Scottish Powerhouse Supports Monterrey TestingFri, 12/01/2017 - 13:25
Monterrey was the second-largest contributor to Mexican manufacturing GDP in 2016 but this cluster is mostly incubating small companies, which among aerospace businesses means no on-site testing. While large organizations can develop their own testing departments in-house, smaller manufacturers find the cost to develop entire testing labs prohibitively expensive. These companies struggle to fund certifications, which Juan Rodríguez, Director General of Exova Mexico, says are complicated to obtain for any company.
To address these companies’ needs, Exova has introduced a series of comprehensive services to the region, offering a more convenient alternative to outsourced testing. “Certifications and approvals for the aerospace sector are complex to obtain, so sometimes we are the only ones in the region to have them,” says Rodríguez.
Exova opened offices in Monterrey 11 years ago, having seen an opportunity to work with Frisa, and signed another 10-year contract with it in 2016. Exova will offer the metalworker several aerospace testing services, including mechanical, chemical, nondestructive and metallurgy testing, for a value of £28 million (US$37 million). This alliance will require Exova to make an initial investment of £1.6 million (US$2.1 million) in its offices in Monterrey. “Our offices in Monterrey have steadily grown over the past 10 years as we have excellent support from our headquarters,” says Rodríguez. “We have to increase our skills to address new needs for the local aerospace industry.” The company focuses mainly on the aerospace sector in Monterrey. “Every Exova laboratory has different capabilities,” he says. “As a group, our goal is to provide a comprehensive service through our network.”

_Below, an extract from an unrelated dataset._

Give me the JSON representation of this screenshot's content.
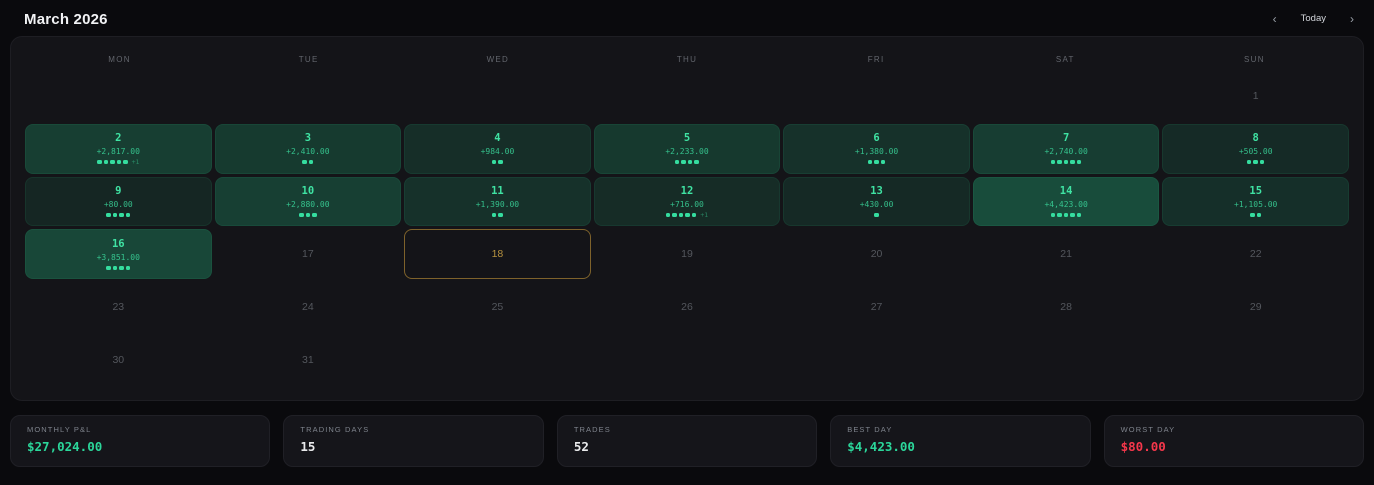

Exova Monterrey works alongside several offices in Canada, the US and Europe. Their offices in northern Mexico support the local sector and other countries, providing services to all of Mexico and the US. This is thanks to strong customers including Bodycote, EZI Metales, Global Composites, ITP, PCC Noranco, Snecma and Wyman Gordon. Globally, the Scottish company is becoming a testing powerhouse with 135 offices spread across 33 countries and in 2016, it reported almost 11 percent revenue growth totaling £328.6 million (US$435.2 million).
Exova Monterrey’s core business is mechanical testing followed by metallography and nondestructive testing. The company is planning to introduce two additional testing capabilities, immersion ultrasound testing and chemical tests to measure the percentage of oxygen, nitrogen and hydrogen in super alloys and titanium materials. “We are fully certified for the aerospace industry as we possess NADCAP and ISO 17025, and have certifications from several aerospace giants including Boeing, GE, Rolls-Royce, Snecma Safran and Pratt & Whitney,” says Rodríguez. Following its local success, the company is considering opening a second office in another state. A goal that it plans to crystallize in 2018. “We want to be close to our customers to obtain immediate feedback,” says Rodríguez. He is analyzing Queretaro and Guaymas, where ample potential customers have facilities.
Exova’s investments mimic its expectations for the aerospace industry. “The sector will continue growing. New engine programs which use fuel more efficiently and reduce noise are being developed and will enter the market in the coming years. Furthermore, the industry will demand the replacement of old engines,” says Rodríguez. He also has high expectations for Mexico’s industry. “Mexico does not currently assemble entire aircraft but this will develop as the country’s aerospace sector becomes fully fledged.”
High expectations imply a lot of work. “We have been busy thanks to strong local industry,” says Rodríguez. “Our work volume has risen and we are improving our internal processes to keep up.” He plans to double Exova’s capacity for mechanical testing, including stress and creep testing, and implement chemical testing by the end of 2017. “We will need to increase our workforce to include an additional shift for several of our operations and acquire new equipment,” says Rodríguez. For 2017, the company expects to grow by 20 percent, encouraged by several new investments that have been signaled by aerospace companies.